In June, the Supreme Court struck down key provisions of the 1965 Voting Rights Act, which in part required a number of states with a history of discriminatory election practices to get federal approval before changing their election laws. The Voting Rights Act was a victory for civil rights activists and African-Americans, disenfranchised for generations by southern Jim Crow laws.

Civil rights groups say the court’s ruling could undo decades of equality gains.

In response to the court’s decision, Obama said he was “deeply disappointed” and that the decision “upsets decades of well-established practices that help make sure voting is fair, especially in places where voting discrimination has been historically prevalent.”

The same day the SCOTUS ruling came down, states started to advance previously prohibited voting laws. The Justice Department has said it will file a suit challenging such a move by Texas, which is moving to implement a redistricting plan and voter ID law the DOJ had deemed discriminatory.

In the 2012 election, fury at Republican voter suppression efforts helped engergize minorities, college students and other groups who turned out for Obama at high rates.

Food Stamps

This week conservative Republicans in the House passed a bill that would cut nearly $40 billion from the food stamp program, known as the Supplemental Nutrition Assistance Program (SNAP), over the next decade.
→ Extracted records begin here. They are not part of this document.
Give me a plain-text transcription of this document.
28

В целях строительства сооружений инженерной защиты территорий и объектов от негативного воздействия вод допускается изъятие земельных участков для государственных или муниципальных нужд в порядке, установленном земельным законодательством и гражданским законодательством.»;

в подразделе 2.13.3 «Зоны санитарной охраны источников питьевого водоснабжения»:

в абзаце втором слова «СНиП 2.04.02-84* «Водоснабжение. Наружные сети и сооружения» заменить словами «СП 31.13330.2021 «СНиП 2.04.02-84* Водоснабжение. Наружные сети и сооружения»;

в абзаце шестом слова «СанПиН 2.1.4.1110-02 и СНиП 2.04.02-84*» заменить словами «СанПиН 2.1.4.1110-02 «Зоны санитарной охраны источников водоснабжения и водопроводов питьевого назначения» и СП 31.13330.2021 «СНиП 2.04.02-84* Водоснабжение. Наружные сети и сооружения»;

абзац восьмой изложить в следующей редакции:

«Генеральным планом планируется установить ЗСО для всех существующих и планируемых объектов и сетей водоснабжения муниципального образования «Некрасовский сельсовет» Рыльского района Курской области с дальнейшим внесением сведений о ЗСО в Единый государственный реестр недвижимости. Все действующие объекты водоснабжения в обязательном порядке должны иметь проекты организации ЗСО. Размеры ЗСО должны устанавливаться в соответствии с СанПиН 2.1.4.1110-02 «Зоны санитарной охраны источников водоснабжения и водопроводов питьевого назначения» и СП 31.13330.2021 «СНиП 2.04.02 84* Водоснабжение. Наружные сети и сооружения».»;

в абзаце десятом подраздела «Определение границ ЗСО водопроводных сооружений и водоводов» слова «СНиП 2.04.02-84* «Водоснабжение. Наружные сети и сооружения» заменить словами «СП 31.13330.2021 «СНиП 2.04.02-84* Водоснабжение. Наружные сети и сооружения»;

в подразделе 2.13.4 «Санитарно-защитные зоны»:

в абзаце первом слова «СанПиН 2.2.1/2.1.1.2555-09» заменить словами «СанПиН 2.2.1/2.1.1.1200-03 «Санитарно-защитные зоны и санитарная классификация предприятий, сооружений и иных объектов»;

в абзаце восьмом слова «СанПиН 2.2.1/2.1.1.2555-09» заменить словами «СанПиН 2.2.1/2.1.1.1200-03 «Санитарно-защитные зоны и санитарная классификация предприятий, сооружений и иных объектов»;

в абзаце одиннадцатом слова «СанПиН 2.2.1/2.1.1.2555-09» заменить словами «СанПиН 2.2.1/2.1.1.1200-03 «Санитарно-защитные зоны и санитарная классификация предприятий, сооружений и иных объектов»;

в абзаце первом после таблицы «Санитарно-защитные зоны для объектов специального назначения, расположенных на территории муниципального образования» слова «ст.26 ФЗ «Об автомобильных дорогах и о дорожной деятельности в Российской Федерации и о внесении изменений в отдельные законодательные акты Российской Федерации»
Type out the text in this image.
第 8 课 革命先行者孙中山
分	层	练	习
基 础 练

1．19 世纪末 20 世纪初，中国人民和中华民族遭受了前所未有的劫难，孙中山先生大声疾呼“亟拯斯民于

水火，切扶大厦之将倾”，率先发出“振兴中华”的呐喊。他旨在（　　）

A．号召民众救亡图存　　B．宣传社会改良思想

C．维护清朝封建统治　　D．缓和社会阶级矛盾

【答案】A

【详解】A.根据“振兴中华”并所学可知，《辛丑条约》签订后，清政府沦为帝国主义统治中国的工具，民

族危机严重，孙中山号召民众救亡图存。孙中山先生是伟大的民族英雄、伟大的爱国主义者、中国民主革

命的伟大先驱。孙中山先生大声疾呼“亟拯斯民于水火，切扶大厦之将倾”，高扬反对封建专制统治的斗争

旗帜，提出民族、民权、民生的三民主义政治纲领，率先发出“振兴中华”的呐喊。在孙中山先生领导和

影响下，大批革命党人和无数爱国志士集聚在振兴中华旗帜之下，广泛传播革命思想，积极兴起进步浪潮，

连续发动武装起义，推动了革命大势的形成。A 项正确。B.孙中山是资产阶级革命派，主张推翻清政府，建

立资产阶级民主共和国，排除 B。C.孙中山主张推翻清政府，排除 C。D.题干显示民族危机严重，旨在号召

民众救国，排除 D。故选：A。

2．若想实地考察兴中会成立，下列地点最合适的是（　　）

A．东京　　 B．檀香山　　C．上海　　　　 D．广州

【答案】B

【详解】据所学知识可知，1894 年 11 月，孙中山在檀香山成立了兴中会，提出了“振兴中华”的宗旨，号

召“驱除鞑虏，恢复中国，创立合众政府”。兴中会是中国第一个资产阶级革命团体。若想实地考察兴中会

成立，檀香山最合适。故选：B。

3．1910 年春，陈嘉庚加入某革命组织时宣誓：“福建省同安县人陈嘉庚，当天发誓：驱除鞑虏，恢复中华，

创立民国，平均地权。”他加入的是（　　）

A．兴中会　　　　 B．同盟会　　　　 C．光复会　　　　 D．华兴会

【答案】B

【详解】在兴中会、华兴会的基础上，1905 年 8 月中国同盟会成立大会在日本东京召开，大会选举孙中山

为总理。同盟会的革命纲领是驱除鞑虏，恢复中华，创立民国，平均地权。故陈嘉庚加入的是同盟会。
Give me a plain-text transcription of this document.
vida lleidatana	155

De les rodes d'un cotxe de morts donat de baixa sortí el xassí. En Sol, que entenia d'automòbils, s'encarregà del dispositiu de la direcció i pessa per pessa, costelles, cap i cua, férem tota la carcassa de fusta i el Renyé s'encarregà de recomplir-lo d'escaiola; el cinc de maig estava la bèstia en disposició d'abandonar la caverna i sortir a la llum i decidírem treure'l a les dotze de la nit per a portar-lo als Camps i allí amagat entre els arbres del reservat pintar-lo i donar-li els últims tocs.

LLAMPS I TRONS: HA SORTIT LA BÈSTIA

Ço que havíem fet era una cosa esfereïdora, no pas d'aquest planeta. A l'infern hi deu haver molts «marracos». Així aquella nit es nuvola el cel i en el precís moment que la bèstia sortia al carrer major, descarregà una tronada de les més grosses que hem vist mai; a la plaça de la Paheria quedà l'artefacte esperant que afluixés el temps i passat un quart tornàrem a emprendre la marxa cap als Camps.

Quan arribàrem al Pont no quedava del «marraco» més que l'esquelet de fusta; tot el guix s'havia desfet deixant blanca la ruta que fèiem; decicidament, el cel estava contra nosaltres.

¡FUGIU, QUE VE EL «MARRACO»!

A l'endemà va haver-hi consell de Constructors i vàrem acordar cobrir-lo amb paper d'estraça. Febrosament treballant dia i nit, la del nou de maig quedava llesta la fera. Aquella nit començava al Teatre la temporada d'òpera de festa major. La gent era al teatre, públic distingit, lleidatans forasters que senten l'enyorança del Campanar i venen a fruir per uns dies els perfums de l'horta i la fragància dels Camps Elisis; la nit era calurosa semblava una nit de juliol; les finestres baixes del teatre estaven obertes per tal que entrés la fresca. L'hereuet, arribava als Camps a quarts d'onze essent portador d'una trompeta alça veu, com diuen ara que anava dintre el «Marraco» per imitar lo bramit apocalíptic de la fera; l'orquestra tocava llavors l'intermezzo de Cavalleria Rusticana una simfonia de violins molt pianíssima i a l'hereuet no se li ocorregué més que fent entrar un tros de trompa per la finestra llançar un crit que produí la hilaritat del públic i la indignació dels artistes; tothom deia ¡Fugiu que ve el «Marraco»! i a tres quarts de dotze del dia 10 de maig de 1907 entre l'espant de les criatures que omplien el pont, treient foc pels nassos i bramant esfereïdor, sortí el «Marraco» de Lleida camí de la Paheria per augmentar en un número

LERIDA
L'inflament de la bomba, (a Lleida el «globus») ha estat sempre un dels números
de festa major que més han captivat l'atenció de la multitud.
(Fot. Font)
The cuts could mean hardship and further food insecurity for millions of impoverished women, children and families.

There are currently nearly 49 million Americans who receive benefits under the SNAP program. Next year alone some 3.8 million could be kicked out of the program. About 17 million of those benefiting from the program are children. Another 5 million are seniors. In all, 76% of the households receiving SNAP benefits included children, seniors or the disabled, according to the USDA.

One amendment to the bill would establish a lifetime ban for convicted felons from receiving SNAP benefits; another would require that participants receive mandatory drug testing.

“There is no rational reason for them attacking poor people and women as they have,” CBC chair Marcia L. Fudge, a Democrat from Ohio, told MSNBC’s Rev. Al Sharpton earlier this week.

Pardon/Clemency

Opposition is growing to mandatory sentencing minimums, which have decimated African-American communities. In the meantime, though, President Obama has used his clemency powers at a historically low rate, as thousands and thousands of black men and women sit locked in American prisons via unfair drug laws and draconian sentencing rules.

According to the Department of Justice, Obama has received nearly 10,000 applications for clemency but has pardoned just 39 people and commuted one sentence.

Some African-American leaders hope Obama will be more generous in the final years of his second term. If there is any one issue in which the president could have an immediate impact, it is this one. With a wave of his pen, Obama could undo some of the mess caused by a lopsided criminal justice system.